The Mississippi River has a flood plain that is pretty good hiking when the river is low. I'm pretty sure the Arkansas, Missouri, Ohio are the same, but I've never traveled them. When the river is low I'm usually somewhere between Vicksburg, MS and Vidalia, LA. When hiking the floodplain, you're never more than five or ten miles from civilization, but It seems really remote.

Gun talk: Most survivalists own at least one .22. They are relatively quiet(You can even buy short and/or sub-sonic rounds). The bullets are really small (5 X 12-25 mm, depending on the round) so you can carry lots of them in a pocket. The last deer I killed, back before I turned all Hippy n shit, I killed with a .22, 100 yards from my dads home, and he was at home but didn't even hear the shot. 

Survivalist mentality is that with a .22 You could stuff five hundred rounds in your jean pockets, successfully hunt small game with it, and use it to quietly bushwhack a commie intruder to acquire a more powerful rifle later. 

They also have practically no recoil and you can find them in a really compact size. Look up the .22 caliber "cricket".


----------



## spoorprint

Look at the National Forests instead of the National Parks.
Less use and fewer rules.You can carry a gun in the states that permit it.
Drawback-you might run into a clear cut or some old oil wells.


----------



## Tao_of_Pi

To anyone that's interested, I know of a piece of rarely used private land that's located up in the Black Hills (South Dakota).

It's of good size, and located just outside a small town called Custer. Once you get to Custer, there's a highway heading south out of town, if you take it for a few miles you'll eventually see a row of trailers on the east side of the road. The land is the wooded area directly east of these trailers. If you pass an industrial looking complex with fences, you've gone too far (it's a juvenile boot camp, a place my family knows FAR too well). From what I understand it's owned by some rich family out of Minneapolis, they only camp there for about a week during the 4th of July. Other than that it's completely left alone.

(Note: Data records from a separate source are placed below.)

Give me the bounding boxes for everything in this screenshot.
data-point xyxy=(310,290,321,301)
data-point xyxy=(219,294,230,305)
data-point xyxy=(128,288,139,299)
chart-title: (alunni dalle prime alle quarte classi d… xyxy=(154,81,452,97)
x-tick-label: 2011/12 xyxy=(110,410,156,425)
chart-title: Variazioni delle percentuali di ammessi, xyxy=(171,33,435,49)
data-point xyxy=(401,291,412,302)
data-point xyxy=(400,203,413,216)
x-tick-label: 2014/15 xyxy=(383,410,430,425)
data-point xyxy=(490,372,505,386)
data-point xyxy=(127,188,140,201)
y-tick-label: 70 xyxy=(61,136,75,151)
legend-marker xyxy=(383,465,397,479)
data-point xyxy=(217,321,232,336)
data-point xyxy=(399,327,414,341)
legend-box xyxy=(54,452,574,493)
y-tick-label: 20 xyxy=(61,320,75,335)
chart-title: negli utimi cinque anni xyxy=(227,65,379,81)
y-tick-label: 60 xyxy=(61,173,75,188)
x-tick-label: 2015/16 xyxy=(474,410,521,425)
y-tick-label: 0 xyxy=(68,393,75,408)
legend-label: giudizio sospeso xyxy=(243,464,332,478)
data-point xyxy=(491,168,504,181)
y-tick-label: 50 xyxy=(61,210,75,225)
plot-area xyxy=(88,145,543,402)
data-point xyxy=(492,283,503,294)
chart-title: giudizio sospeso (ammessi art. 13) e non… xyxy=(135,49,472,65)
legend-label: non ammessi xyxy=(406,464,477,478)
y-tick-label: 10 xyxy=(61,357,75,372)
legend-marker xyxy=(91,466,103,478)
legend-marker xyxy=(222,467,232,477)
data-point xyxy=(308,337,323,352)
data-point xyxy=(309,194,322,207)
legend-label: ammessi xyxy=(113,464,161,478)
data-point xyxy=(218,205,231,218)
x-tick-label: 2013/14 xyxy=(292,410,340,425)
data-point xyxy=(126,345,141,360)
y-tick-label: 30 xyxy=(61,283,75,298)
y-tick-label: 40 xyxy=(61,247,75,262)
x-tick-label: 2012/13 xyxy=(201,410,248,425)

Anywhere in the Black Hills National forest is a great place to camp. Beautiful, very rugged, and thickly wooded, so it's fairly easy to hide out there and not be seen.


----------



## L.C.

my back yard is the foot of the ozarks. great views. just gotta watch the 'the good ol' boy "farmers". survival rifles-410 n 22 combo.i also have an 2 action 22 that brakes down and all componants fit into the stock, the combo brakes in half. cheap ? 410 granny gun. you can use different ammo instead of different cal. used to be under $100 new. now? but its good for birds to deer,and simpler is better.


----------



## scamp

My favorite place to camp out in the woods and eat fish is arkansas near the oklahoma border 
Its beautiful big waterfalls tons of bright blue springs and nobody fucks with you the cops acctually came and check on us once 
I would fish with a stick, string, hook and bugs and still catch fish 
plus theres great moonshine out there
ps. stay away from the hills (really)


----------